Britain has been in a scratchy mood in recent days. Everywhere you go worried civilians are talking about politics and lamenting the lack of a plan for what comes next. On Twitter, politicians and commentators – even those who are friends – conduct ultimately pointless arguments about the referendum that go on so long that eventually no-one can remember what they are arguing about. Everyone needs a holiday.

Indeed, I fear some Remainers have lost their marbles completely. The same people who would have been denouncing calls for a second referendum if they had won are going on marches and calling for the overturning of the biggest vote in British history. This in the face of a choice made by 17,410,742 people that is the biggest vote in British history, I think I am right in saying. It is certainly bigger than the 17,378,571 who voted in 1975 to stay in the EEC and bigger than the vote for any victor in a general election since the Second World War.

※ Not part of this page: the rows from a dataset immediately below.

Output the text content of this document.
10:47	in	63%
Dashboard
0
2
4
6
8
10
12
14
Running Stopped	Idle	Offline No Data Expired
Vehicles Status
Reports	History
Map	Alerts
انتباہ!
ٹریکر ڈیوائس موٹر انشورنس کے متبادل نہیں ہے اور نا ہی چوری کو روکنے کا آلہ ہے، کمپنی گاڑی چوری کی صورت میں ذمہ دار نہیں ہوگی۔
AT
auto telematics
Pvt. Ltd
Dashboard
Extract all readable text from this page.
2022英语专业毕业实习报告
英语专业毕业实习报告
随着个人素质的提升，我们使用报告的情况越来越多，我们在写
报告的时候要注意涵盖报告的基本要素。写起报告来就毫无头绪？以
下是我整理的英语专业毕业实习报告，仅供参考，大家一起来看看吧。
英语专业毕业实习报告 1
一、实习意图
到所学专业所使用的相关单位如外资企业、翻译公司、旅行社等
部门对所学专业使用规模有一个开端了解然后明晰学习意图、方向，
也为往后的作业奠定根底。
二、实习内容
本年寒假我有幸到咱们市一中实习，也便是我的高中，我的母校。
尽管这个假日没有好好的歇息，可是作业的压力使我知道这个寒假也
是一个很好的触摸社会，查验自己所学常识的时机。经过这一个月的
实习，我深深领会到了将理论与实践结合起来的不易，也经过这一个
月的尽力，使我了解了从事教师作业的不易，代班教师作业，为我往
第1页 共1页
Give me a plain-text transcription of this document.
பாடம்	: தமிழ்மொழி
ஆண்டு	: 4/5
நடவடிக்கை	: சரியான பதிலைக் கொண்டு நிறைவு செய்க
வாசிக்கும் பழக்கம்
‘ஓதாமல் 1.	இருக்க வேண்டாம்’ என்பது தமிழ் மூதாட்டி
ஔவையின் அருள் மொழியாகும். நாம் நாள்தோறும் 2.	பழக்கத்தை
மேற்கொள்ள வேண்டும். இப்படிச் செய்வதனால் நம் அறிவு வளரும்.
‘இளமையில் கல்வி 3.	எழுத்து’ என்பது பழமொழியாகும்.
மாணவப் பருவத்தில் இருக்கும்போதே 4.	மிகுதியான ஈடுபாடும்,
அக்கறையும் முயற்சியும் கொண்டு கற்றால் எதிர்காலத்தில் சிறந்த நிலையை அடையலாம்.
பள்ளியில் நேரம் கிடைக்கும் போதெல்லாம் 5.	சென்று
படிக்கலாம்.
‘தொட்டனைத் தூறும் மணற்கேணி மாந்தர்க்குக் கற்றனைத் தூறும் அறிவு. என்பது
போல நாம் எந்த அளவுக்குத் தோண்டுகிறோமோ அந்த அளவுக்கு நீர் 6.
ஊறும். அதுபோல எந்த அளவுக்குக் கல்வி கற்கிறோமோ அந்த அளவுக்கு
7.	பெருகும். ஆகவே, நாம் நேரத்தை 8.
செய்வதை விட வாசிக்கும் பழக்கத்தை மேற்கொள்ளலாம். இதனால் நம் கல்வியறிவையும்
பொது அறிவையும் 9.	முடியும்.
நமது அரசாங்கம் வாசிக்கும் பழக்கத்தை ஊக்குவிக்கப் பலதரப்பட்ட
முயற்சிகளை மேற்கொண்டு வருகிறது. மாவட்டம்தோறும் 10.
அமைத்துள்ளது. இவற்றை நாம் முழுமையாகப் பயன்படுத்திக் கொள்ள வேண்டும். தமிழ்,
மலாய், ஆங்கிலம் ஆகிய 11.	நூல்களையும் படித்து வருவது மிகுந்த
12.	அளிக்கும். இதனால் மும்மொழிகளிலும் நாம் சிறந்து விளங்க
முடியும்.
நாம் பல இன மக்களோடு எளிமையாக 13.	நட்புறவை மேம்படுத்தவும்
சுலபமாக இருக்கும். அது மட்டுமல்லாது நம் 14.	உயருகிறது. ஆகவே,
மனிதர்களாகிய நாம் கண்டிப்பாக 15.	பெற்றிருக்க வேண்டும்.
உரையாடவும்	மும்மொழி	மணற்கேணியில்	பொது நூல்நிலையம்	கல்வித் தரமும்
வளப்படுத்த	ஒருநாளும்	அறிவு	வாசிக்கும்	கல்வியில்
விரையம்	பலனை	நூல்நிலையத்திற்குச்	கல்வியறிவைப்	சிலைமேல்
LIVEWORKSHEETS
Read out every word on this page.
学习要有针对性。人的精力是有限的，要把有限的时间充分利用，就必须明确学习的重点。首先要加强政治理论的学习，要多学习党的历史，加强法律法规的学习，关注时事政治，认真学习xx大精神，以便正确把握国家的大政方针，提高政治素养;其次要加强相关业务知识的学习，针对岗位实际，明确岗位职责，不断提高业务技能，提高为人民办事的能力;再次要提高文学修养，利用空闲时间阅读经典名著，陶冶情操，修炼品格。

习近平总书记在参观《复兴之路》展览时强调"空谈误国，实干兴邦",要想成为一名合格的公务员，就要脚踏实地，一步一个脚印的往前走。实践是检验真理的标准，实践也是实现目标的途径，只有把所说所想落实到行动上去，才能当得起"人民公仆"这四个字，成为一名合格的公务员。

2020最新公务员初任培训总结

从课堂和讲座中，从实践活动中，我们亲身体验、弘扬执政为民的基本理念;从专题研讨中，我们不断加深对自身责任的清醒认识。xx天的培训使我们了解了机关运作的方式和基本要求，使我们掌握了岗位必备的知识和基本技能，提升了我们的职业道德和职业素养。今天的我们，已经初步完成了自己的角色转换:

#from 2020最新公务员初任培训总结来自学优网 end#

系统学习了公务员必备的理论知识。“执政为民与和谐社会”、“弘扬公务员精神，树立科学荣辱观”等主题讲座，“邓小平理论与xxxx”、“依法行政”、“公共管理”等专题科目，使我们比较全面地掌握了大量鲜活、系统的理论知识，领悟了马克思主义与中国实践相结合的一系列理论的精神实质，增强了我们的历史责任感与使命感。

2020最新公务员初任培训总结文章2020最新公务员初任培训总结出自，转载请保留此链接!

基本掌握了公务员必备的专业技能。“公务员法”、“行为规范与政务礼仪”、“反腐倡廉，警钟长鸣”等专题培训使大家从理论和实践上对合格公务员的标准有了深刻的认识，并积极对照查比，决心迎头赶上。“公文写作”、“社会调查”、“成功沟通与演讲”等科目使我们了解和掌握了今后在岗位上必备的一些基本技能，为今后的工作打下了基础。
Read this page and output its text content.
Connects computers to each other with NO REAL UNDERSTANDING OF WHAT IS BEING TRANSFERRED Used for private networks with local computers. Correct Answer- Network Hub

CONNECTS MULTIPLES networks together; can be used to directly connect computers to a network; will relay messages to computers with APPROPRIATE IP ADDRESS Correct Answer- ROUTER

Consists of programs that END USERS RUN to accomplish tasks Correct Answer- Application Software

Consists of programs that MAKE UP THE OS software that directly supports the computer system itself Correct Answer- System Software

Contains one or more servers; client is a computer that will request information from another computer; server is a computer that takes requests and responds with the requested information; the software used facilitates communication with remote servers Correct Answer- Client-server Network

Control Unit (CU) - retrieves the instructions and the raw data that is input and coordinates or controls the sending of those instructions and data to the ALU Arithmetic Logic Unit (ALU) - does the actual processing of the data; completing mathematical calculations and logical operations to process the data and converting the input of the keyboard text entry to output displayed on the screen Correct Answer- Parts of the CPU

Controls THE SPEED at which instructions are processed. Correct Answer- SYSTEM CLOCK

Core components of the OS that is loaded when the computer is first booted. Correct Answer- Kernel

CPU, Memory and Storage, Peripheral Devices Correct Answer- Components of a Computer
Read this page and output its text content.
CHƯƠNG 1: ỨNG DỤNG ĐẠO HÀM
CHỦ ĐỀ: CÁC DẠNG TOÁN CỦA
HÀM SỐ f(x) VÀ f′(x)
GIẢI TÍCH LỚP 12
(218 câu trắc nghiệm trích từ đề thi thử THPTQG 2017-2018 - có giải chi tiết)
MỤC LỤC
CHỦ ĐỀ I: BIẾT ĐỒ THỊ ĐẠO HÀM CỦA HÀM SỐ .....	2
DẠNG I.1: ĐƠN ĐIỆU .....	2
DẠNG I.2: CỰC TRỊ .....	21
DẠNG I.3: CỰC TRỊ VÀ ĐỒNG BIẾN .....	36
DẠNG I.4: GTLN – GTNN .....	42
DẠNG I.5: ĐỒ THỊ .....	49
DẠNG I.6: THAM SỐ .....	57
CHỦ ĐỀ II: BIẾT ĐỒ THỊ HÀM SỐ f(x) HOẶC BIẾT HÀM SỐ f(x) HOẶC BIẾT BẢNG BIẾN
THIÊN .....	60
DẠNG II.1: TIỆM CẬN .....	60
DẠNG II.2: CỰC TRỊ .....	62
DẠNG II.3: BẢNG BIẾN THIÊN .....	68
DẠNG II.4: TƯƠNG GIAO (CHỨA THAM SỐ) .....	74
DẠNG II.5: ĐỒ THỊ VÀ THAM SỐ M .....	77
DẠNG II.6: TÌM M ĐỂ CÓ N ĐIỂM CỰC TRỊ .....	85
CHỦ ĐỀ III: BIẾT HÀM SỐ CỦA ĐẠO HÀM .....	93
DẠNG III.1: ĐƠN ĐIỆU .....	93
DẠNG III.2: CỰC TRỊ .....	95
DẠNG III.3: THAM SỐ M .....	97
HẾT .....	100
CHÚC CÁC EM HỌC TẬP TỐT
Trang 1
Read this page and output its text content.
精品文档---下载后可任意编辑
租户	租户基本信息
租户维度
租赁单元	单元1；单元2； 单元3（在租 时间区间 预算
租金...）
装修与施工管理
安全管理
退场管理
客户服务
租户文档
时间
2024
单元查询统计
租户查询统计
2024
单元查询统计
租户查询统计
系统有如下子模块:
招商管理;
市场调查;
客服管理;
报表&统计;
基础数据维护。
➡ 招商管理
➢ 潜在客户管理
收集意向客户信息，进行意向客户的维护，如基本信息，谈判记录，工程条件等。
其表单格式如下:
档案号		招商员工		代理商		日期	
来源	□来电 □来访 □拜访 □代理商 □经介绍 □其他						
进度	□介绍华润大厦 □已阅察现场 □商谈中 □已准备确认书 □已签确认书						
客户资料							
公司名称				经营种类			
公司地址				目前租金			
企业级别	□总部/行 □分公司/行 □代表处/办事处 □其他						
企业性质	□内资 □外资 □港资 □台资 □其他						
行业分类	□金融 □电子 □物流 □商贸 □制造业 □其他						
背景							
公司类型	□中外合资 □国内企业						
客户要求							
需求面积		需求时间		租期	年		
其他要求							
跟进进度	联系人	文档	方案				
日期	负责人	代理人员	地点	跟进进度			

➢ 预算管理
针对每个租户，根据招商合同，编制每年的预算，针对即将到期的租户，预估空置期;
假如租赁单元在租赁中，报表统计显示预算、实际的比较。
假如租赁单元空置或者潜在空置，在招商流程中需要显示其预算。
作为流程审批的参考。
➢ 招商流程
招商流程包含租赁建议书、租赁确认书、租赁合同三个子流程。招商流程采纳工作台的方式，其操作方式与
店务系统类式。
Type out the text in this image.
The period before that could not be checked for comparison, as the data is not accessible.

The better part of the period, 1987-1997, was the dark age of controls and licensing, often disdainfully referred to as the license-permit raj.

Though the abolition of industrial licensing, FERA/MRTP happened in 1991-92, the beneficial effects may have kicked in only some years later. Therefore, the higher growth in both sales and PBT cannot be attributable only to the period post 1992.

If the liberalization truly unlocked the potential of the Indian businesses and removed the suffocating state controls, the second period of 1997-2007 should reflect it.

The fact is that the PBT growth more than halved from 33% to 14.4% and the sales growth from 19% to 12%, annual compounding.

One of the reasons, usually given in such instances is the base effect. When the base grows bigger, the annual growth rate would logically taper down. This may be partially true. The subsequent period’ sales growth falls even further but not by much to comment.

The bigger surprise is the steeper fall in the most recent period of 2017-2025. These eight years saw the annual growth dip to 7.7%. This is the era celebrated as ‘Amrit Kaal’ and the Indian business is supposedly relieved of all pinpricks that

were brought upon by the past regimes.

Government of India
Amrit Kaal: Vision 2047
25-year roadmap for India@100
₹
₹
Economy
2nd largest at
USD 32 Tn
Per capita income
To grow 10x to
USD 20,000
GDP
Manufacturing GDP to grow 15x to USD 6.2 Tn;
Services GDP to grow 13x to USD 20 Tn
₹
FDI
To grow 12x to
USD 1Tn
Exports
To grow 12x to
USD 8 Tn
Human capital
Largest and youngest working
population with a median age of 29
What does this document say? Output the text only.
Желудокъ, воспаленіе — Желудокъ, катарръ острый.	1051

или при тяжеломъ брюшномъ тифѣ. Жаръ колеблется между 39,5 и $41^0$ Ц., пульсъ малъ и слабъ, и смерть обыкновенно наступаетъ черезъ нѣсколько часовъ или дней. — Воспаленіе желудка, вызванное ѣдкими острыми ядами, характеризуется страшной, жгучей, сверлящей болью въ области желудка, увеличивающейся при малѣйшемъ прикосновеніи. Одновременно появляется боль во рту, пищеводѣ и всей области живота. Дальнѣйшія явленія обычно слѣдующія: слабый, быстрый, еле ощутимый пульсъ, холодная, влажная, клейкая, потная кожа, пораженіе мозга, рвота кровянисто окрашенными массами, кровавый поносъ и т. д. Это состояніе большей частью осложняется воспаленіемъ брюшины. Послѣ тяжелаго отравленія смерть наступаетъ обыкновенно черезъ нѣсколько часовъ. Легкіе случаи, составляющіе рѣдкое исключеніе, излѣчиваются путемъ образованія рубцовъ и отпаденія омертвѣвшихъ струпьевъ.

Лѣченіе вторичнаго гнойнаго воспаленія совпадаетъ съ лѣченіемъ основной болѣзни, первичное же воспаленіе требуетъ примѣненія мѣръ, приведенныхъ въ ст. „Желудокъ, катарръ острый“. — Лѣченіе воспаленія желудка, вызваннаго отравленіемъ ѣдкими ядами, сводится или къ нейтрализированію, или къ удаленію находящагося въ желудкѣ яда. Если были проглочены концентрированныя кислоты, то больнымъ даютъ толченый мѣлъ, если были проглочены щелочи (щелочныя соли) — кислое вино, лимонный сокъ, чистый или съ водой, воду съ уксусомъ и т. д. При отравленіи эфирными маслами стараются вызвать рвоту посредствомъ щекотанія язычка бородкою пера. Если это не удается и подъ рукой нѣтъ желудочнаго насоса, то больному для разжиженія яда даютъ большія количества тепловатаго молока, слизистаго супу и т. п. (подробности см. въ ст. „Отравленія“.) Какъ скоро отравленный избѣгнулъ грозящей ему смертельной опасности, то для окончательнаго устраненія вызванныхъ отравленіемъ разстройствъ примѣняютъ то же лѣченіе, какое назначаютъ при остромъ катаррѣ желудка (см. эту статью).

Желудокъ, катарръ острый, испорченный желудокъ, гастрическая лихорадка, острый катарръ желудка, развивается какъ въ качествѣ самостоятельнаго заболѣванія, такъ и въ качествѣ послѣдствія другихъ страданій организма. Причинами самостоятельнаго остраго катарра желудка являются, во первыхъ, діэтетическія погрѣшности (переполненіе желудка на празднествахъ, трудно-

“But Leave was won on lies!” it is said by people such as Alastair Campbell, communications supremo in Number 10 in the run up to the Iraq War. I note with interest also that George Osborne’s daft threat of a post-Brexit punishment Budget and tax hikes a few weeks ago if the British dared to choose self-government, has now turned into a corporation tax cut and soothing noises.

What is certainly true right now is that a divided country – in which 16,141,241 Britons voted to Remain in the EU – needs a spot of healing. We need something we can all unite around from different perspectives.

Step forward Nigel Farage, leader of UKIP and promoter of that vile “Breaking Point” poster in the referendum campaign. He has announced that he is resigning and says he means it this time. Last time, after the 2015 general election, he unresigned within days. Now he really does seem to want his life back, and some of the pressure off his family.

Farage’s departure is a great moment of national togetherness. There is something in this announcement for all of us. Remainers will be delighted to see the back of Farage, because they see him as a malign force and a national embarrassment. The majority of Leavers will be delighted too. It is often overlooked that most Leavers (around 13.4m of them) do not vote UKIP and many moderate Leavers regarded him with horror, especially when his machinations and extreme rhetoric tarnished the official Leave campaign. UKIP’s only MP – Douglas Carswell – is also delighted Farage has stepped down, as will be quite a few UKIP MEPs tired of his leadership style.

UKIP more broadly will also join in the celebrating, not because the Faragists are pleased he is gone, but because it is a chance for them to trumpet the work of their leader and present him as the folk-hero who stuck it to the Establishment.

Everyone is a winner, really, even Farage, who gets his life back.

What next? The outgoing UKIP leader says he would like to make a television series on the First World War, but there have been rather a lot of those. Michael Portillo reinvented himself with those rather good train travel programmes. Might Farage consider something similar with an outer space theme?